How to Make Sourdough Bread
How to Make Sourdough Bread guides you through combining sourdough starter with multiple flours, water, and salt to create a fermented dough. The dough undergoes several stretch and fold cycles before bulk fermentation, resulting in a smooth resistant dough that doubles in size. Once shaped and baked, this produces the characteristic sourdough loaf with a chewy crumb and subtly tangy flavor.
Ingredients
- 750 grams water warm or tepid
- 100 grams sourdough starter ⅓ cup
- 750 grams all-purpose flour King Arthur brand
- 50 grams rye flour King Arthur brand
- 200 grams white whole wheat flour King Arthur brand
- 20 grams salt sea salt
- rice flour to sprinkle on top before baking (optional)
Instructions
Day 1 (Start in the Morning)
- Measure out the flours using a food scale. Using a food scale helps to ensure that your getting the proper measurements!
- Add water, sourdough starter, salt and flours together in Cambro or large mixing bowl and use your hands to mix the ingredients together. Dough will be “shaggy”, just mix until all the flour is combined. Cover and leave for 15 minutes.
- Open Cambro and “stretch and fold” the dough, cover and wait another 15 minutes. Repeat until you have done four total "stretch and folds." Dough should then be smooth and should have lots of stretch by the last stretch.
- Cover tightly and leave the dough a room temperature until it has doubled in size (easiest way to measure is put a rubber band around Cambro where dough starts). This can take 6-8 hours in the summer and 10-12 hours in the winter!
- Remove dough from Cambro and place on onto lightly floured surface. A granite counter top work great or use a silicone mat. Divide dough in half (should be a little over 900 grams each).
- Take each round and pull edges to center all the way around, then flip over and cover with a tea towel for 10 minutes. Do the same thing, pulling edges out a little and tuck into center and flip over. Then take round and gently pull a few inches toward you. You can do this 3 or 4 times and feel the form “tighten” a little. Lift and flip over and place into banneton baskets.
- Cover and put into fridge overnight.
Day 2 (Ready to Bake!!!)
- Put a cast-iron Dutch oven (two if you have them) in the oven and heat at 500 degrees for 30 minutes. Take one loaf out of the fridge, flip over onto parchment, sprinkle on a little rice flour, score and put into the preheated dutch oven. If you have two Dutch ovens, repeat with second loaf otherwise wait to score the second loaf until the first one is done baking.
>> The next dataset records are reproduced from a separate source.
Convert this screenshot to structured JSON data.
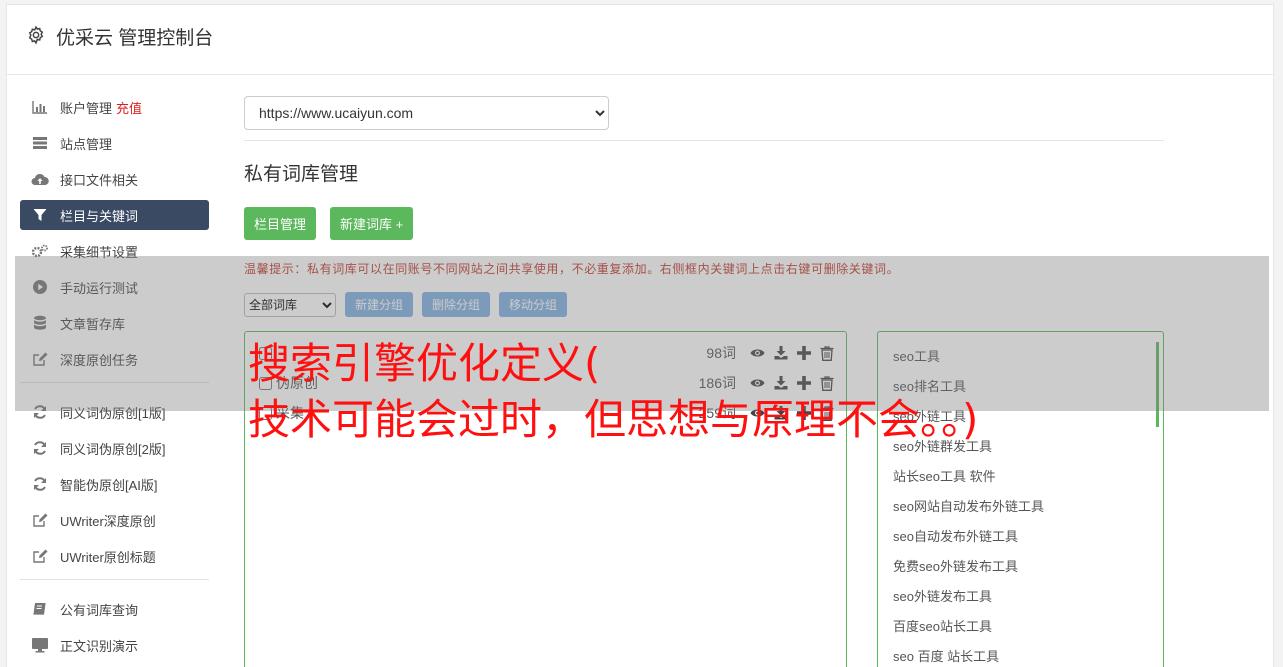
{
  "header": {
    "title": "优采云 管理控制台"
  },
  "sidebar": {
    "group1": [
      {
        "label": "账户管理",
        "icon": "bar-chart-icon",
        "extra": "充值"
      },
      {
        "label": "站点管理",
        "icon": "server-icon"
      },
      {
        "label": "接口文件相关",
        "icon": "cloud-upload-icon"
      },
      {
        "label": "栏目与关键词",
        "icon": "filter-icon",
        "active": true
      },
      {
        "label": "采集细节设置",
        "icon": "cogs-icon"
      },
      {
        "label": "手动运行测试",
        "icon": "play-circle-icon"
      },
      {
        "label": "文章暂存库",
        "icon": "database-icon"
      },
      {
        "label": "深度原创任务",
        "icon": "edit-icon"
      }
    ],
    "group2": [
      {
        "label": "同义词伪原创[1版]",
        "icon": "refresh-icon"
      },
      {
        "label": "同义词伪原创[2版]",
        "icon": "refresh-icon"
      },
      {
        "label": "智能伪原创[AI版]",
        "icon": "refresh-icon"
      },
      {
        "label": "UWriter深度原创",
        "icon": "edit-icon"
      },
      {
        "label": "UWriter原创标题",
        "icon": "edit-icon"
      }
    ],
    "group3": [
      {
        "label": "公有词库查询",
        "icon": "book-icon"
      },
      {
        "label": "正文识别演示",
        "icon": "monitor-icon"
      }
    ]
  },
  "main": {
    "site_select": "https://www.ucaiyun.com",
    "page_title": "私有词库管理",
    "btn_column": "栏目管理",
    "btn_new_lib": "新建词库 +",
    "tip": "温馨提示：私有词库可以在同账号不同网站之间共享使用，不必重复添加。右侧框内关键词上点击右键可删除关键词。",
    "lib_filter": "全部词库",
    "btn_new_group": "新建分组",
    "btn_del_group": "删除分组",
    "btn_move_group": "移动分组",
    "libraries": [
      {
        "name": "",
        "count": "98词"
      },
      {
        "name": "伪原创",
        "count": "186词"
      },
      {
        "name": "采集",
        "count": "259词"
      }
    ],
    "keywords": [
      "seo工具",
      "seo排名工具",
      "seo外链工具",
      "seo外链群发工具",
      "站长seo工具 软件",
      "seo网站自动发布外链工具",
      "seo自动发布外链工具",
      "免费seo外链发布工具",
      "seo外链发布工具",
      "百度seo站长工具",
      "seo 百度 站长工具"
    ]
  },
  "overlay": {
    "line1": "搜索引擎优化定义(",
    "line2": "技术可能会过时，但思想与原理不会。。)"
  }
}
- Reduce heat to 450°F degrees and bake 20-23 minutes covered, then uncover and bake another 20 minutes. When done, it will have a hollow sound if you tap it and a nice crunch if you push on it gently. If you have a thermometer you can check for internal temperature of 220°F.
Notes
- Measure ingredients by weight with a food scale for best accuracy.
- Use water warmed to about 80°-82°F to optimize fermentation.
- Bulk fermentation times vary with temperature; it can take 6-8 hours in summer and 10-12 hours in winter.
Nutrition Information
Nutrition Facts
Serving: 2 loaves
Amount Per Serving
Calories 184
% Daily Value*
| Serving | 1slice | |
| Calories | 184kcal | 9% |
| Carbohydrates | 38g | 13% |
| Protein | 7g | 14% |
| Sodium | 468mg | 20% |
| Potassium | 9mg | 0% |
| Fiber | 1g | 4% |
* Percent Daily Values are based on a 2,000 calorie diet.